Stephens Akplogan, Ecrivain-Biographe

Commettre un ouvrage de cette envergure sur une femme presque au mépris des questions chaudes de l’heure aurait certainement paru à ses contemporains vain et impromptu. Ils se seraient attendus à le voir déverser sa bile et à dépeindre avec une élégance effrontée les malheurs de l’homme africain balloté entre esclavage et colonialisme. C’est sans connaitre le personnage, qui comme Paul de Tarse sait consacrer son ardeur et son talent à explorer les sentiers encore en friche. Consacrer son intelligence à faire le portrait d’une femme authentique, éprise d’amour et foncièrement amoureuse dans un royaume sanguinaire et machiste, lequel tomba d’ailleurs en ruine sous les manigances de l’envahisseur blanc était presque du délire. De plus originaire de Porto-Novo, royaume rival de celui de Danhomè, fils du Premier ministre du Roi Toffa 1er de Porto-Novo, d’une mère de l’aire mahi sinon mitoyen aux mahinous, l’entreprise de Paul Hazoumè ne doit pas manquer d’éveiller des soupçons. Le résultat est là, c’est une œuvre de controverse qui n’épargna dans ses envolées épiques ni le Blanc, perçu comme un rustre, ni l’Africain partagé entre devoir d’amitié et le sens de l’honneur.

Mais au-delà, la valeur inestimable d l’œuvre de Paul se révèle à sa postérité. Et plus de 75 ans après, Doguicimi est plus parlant, plus actuel que jamais. Devant une jeunesse écartelée par des vues sexistes, libertines, féministes, le devoir de vertu et la recherche effrénée de gain et de sensation forte, Doguicimi sonne comme l’écho d’un rêve prémonitoire, la sollicitude d’un ancêtre à l’égard d’une jeunesse dont il a pressenti la chute et l’irréversible déchéance. La dignité et la fidélité dans l’amour quelles qu’aient été les sollicitations sont les vertus qu’il propose à notre sensibilité.

La relative opacité de la raison politique qui fit engager les occidentaux dans leurs conquêtes de terre à coloniser, prétextant de la grégarité de l’esprit des hommes et femmes de ces nations considérées à tort comme barbares et à souhait comme étant sans civilisation n’a pas manqué d’être décelée par cet esprit perspicace qui sera, pour avoir apporté la lumière et donne l’exemple, la cause d’une fronde intellectuelle qui ne manquera d’être politique pour emporter dans ses rafales les colons, priés de vider les lieux.
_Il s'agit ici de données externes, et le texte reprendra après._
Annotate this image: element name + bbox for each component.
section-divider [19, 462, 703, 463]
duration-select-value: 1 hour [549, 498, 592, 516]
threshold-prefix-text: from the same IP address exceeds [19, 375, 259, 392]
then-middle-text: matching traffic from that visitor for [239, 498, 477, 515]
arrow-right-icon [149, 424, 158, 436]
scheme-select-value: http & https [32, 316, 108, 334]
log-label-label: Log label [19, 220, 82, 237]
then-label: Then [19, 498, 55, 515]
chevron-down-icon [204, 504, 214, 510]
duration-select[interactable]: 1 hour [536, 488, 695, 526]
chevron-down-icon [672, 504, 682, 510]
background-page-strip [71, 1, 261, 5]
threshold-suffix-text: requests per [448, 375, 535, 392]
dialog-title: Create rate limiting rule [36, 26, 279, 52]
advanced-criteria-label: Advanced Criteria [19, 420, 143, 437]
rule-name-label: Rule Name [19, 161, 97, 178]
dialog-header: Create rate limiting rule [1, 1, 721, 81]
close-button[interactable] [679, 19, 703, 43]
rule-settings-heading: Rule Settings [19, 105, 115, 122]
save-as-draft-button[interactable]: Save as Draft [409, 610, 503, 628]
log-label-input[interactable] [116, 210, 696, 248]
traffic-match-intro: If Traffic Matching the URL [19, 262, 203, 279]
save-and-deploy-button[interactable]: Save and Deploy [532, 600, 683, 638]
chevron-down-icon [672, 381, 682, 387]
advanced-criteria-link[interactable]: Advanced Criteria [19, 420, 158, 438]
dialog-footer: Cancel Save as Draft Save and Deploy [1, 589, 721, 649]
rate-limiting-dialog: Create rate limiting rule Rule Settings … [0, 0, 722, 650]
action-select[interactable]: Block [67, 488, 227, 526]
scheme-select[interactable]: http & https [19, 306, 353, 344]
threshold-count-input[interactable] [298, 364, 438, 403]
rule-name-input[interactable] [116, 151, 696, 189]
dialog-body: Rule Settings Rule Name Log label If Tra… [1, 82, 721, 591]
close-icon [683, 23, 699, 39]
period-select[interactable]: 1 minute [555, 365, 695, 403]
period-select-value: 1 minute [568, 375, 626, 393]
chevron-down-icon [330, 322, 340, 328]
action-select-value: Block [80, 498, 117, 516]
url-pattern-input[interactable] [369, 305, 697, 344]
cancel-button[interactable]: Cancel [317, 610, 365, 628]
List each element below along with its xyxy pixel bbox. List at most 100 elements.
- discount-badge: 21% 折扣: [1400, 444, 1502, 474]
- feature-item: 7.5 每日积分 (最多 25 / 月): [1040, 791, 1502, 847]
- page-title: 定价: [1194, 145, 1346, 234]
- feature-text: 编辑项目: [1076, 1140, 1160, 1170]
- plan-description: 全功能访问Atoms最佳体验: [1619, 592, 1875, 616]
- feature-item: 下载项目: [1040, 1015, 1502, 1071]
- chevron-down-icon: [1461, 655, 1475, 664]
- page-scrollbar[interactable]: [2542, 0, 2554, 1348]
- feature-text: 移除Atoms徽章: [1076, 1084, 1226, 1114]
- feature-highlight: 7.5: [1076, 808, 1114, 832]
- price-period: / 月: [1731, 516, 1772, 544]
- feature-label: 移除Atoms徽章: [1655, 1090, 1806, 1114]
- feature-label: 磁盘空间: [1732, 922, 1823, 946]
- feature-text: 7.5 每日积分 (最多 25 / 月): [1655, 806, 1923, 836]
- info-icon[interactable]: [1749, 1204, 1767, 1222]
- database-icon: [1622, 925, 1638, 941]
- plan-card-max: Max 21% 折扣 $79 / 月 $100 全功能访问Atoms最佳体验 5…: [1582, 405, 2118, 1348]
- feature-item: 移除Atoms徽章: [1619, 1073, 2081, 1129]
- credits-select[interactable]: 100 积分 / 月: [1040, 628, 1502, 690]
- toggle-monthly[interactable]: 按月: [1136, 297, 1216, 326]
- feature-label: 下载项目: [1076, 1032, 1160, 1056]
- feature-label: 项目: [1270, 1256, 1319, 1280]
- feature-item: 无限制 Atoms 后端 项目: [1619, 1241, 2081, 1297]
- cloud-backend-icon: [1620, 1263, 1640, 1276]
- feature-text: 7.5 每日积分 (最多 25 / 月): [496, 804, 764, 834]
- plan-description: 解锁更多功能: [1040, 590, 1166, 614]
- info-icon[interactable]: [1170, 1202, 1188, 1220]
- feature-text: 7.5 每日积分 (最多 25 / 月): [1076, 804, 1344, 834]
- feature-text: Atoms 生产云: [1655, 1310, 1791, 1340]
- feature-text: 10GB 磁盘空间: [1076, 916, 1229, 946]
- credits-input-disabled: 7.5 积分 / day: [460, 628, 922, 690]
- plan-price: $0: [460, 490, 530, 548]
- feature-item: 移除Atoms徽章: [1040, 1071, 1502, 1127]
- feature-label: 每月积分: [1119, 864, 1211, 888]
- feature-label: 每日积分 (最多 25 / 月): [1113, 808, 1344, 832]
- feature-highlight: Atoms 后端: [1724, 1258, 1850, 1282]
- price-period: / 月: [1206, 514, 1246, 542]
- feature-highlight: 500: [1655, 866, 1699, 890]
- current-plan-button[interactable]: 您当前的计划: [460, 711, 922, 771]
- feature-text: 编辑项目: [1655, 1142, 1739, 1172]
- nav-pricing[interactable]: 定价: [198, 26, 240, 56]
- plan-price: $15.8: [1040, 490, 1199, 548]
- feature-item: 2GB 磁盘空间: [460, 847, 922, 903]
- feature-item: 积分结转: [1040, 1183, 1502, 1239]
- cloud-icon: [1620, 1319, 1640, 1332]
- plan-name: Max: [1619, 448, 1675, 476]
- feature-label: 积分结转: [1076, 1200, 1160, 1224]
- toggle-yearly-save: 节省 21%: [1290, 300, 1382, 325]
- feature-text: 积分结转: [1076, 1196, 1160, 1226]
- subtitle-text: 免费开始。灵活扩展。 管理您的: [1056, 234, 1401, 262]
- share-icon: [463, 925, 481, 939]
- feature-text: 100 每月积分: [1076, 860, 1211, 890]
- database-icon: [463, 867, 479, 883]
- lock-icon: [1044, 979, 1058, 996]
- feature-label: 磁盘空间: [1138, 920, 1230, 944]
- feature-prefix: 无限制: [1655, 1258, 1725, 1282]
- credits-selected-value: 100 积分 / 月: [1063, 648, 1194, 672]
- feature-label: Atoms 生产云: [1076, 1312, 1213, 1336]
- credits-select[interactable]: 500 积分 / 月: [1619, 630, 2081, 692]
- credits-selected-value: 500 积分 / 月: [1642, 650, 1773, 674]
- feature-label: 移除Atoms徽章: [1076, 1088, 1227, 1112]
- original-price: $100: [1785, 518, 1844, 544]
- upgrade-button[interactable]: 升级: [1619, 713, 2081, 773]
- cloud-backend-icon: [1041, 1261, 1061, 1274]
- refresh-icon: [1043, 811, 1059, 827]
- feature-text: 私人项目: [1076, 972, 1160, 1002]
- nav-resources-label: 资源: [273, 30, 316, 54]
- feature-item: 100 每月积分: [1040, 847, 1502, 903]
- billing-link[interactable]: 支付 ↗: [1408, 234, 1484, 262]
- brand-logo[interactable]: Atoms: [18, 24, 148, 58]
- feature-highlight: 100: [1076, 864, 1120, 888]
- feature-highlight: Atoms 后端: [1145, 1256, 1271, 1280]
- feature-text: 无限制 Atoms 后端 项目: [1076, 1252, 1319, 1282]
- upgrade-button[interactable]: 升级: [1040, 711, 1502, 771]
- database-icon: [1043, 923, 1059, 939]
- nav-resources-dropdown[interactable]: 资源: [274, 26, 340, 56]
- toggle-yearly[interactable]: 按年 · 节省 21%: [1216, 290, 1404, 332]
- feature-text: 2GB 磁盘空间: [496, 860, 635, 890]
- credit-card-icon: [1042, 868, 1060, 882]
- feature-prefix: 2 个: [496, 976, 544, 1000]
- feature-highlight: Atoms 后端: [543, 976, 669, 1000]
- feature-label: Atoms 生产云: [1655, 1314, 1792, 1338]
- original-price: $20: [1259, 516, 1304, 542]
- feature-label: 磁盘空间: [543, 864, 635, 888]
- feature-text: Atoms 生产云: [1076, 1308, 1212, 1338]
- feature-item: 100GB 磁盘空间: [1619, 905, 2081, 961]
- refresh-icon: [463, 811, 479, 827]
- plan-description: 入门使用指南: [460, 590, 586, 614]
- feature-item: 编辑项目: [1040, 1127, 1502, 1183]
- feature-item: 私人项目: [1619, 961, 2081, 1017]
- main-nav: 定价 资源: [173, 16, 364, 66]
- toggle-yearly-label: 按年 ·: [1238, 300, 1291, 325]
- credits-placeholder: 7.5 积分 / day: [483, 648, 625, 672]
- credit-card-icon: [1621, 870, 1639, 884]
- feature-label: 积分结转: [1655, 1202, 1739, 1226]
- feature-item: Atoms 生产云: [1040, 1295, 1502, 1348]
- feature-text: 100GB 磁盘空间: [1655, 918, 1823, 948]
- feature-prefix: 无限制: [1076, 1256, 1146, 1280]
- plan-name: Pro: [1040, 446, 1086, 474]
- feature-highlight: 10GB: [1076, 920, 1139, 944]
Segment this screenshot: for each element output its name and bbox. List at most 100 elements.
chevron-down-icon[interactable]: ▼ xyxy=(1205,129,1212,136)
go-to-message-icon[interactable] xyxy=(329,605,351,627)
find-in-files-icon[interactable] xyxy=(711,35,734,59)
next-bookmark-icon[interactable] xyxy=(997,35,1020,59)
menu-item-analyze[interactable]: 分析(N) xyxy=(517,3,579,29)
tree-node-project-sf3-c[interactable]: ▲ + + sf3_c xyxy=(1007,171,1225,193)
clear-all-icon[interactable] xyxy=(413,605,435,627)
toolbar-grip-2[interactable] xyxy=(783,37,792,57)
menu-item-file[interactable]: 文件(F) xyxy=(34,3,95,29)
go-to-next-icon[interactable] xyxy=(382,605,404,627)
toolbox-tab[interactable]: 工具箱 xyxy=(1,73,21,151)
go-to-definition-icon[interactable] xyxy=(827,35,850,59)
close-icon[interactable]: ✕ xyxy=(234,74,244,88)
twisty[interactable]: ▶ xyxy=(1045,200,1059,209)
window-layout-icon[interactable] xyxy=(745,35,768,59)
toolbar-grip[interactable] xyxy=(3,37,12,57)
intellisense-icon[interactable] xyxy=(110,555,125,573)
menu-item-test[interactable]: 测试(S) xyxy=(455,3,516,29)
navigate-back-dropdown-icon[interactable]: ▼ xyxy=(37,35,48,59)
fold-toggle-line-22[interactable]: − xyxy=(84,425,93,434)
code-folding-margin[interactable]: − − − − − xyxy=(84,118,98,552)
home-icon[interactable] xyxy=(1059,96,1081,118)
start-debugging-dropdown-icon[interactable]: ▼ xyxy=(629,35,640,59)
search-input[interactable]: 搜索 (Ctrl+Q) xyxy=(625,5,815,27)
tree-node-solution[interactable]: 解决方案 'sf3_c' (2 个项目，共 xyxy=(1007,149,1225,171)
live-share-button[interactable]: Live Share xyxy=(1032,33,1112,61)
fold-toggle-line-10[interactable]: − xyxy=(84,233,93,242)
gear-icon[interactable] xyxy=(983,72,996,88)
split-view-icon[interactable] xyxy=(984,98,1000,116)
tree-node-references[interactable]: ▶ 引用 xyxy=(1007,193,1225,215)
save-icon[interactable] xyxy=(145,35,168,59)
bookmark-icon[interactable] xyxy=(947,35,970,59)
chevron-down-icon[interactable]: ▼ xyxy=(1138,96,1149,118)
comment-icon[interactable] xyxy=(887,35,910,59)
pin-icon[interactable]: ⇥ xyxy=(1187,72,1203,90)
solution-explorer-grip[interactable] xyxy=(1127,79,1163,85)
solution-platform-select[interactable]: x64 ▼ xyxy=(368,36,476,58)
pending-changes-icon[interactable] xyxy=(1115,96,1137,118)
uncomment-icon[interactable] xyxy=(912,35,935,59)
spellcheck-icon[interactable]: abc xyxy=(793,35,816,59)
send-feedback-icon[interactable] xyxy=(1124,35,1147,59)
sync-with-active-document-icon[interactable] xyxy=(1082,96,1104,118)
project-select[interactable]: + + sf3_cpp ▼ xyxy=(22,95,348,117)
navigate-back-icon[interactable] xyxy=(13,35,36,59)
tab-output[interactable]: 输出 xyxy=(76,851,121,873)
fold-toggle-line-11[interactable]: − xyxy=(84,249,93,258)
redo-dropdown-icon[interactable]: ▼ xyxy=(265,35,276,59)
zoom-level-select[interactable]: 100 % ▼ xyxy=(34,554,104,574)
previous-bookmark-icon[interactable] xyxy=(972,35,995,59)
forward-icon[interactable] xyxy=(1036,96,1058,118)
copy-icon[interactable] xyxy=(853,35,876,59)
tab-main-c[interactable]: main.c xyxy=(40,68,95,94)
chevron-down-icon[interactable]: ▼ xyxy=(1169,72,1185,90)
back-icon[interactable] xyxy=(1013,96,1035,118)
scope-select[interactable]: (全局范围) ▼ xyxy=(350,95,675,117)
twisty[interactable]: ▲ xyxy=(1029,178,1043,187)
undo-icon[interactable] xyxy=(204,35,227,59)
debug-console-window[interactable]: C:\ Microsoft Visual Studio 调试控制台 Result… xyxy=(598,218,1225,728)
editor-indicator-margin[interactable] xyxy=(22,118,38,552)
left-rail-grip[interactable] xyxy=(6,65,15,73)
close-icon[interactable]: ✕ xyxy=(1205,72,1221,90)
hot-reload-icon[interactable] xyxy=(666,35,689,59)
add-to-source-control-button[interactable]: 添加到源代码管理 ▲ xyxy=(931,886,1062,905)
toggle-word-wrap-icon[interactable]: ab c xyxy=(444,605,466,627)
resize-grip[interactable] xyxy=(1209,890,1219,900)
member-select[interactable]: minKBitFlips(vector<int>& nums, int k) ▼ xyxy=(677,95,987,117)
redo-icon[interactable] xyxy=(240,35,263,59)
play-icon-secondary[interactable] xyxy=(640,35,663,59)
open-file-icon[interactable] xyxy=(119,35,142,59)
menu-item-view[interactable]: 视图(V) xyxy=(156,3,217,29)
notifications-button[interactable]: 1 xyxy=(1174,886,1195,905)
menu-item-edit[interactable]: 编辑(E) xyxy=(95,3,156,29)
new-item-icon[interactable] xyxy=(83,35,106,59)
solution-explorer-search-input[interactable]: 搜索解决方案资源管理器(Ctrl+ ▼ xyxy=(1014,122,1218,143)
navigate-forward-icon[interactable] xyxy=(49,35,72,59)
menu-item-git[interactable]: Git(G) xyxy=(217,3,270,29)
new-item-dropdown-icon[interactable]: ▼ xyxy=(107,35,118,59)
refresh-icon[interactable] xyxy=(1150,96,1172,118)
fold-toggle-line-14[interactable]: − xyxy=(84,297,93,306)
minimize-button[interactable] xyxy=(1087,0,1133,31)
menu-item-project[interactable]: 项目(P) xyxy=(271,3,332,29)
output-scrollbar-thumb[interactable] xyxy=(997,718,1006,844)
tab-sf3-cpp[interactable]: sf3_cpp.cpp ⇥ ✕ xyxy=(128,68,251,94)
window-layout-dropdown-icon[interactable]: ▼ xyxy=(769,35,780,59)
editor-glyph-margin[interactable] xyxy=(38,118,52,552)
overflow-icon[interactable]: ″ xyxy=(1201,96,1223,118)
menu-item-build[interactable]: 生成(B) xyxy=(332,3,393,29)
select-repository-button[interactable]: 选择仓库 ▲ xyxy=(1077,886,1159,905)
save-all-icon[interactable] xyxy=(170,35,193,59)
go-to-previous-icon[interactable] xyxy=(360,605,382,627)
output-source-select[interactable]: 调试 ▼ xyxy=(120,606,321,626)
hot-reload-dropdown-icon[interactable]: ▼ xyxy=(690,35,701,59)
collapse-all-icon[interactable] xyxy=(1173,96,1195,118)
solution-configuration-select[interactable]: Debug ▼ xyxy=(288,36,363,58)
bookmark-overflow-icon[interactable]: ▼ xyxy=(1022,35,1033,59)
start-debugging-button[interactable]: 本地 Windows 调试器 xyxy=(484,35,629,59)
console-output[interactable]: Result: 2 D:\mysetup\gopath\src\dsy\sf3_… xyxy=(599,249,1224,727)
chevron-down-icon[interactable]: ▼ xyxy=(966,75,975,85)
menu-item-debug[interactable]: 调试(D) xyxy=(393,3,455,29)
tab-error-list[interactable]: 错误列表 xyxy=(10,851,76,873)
Paul Hazoumè ne dédouanant pas les royaumes traditionnels d’Abomey des crimes de sang qui ont jusque là fait la triste réputation du Dahomey a su avec adresse rebondir sur un pan de velléité, notamment l’infidélité qui était d’actualité dans les cercles européens, ce que plus tard révélera formellement Ferdinand Oyono dans son ouvrage Une vie de boy, pour mettre en évidence le gain des valeurs qui rythmaient le cœur et la conscience de nombre de Dahoméens. Mais à qui parlait-il ? A qui destinait-il l’écho de ces frustrations et désillusions dont-il fit porter la voix à Toffa dans son œuvre ?

Paul Hazoumè n’a pas manqué avec sa dialectique épique d’apporter une contradiction osée aux hypothèses des occidentaux sur les notions de civilisation et d’humanité. Avec une ingénieuse plaidoirie soutenue par un talent prodigieux de conteur, il sut se servir des adminicules de la raison et des faits de quotidien dans l’ancien royaume de Danhomè pour confondre ceux qui avec une habileté déroutante posaient de tout temps sur l’Afrique un regard réducteur, cause des actes avilissants auxquels sont confrontés ses fils.

Avec un peu de recul, on est tenté de dire que Doguicimi plus qu’un roman historique était voulu pour être une réponse aux occidentaux qui se méprenaient sur la culture africaine. S’il l’a voulu comme une réponse à ceux-ci, il n’était pas moins l’écho sonore d’une invite adressée aux Africains à se prémunir de toute tentative de suicide intellectuelle devant la campagne de d’intoxication engagée contre l’Afrique depuis l’arrivée des missionnaires. Pédagogue averti, Paul Hazoumè en célébrant l’impressionnante fidélité du sexe faible dans le contexte dahoméen a voulu Doguicimi comme une messe d’action de grâce pour une Afrique digne quoique dénigrée et l’a conçu comme une propédeutique de la raison.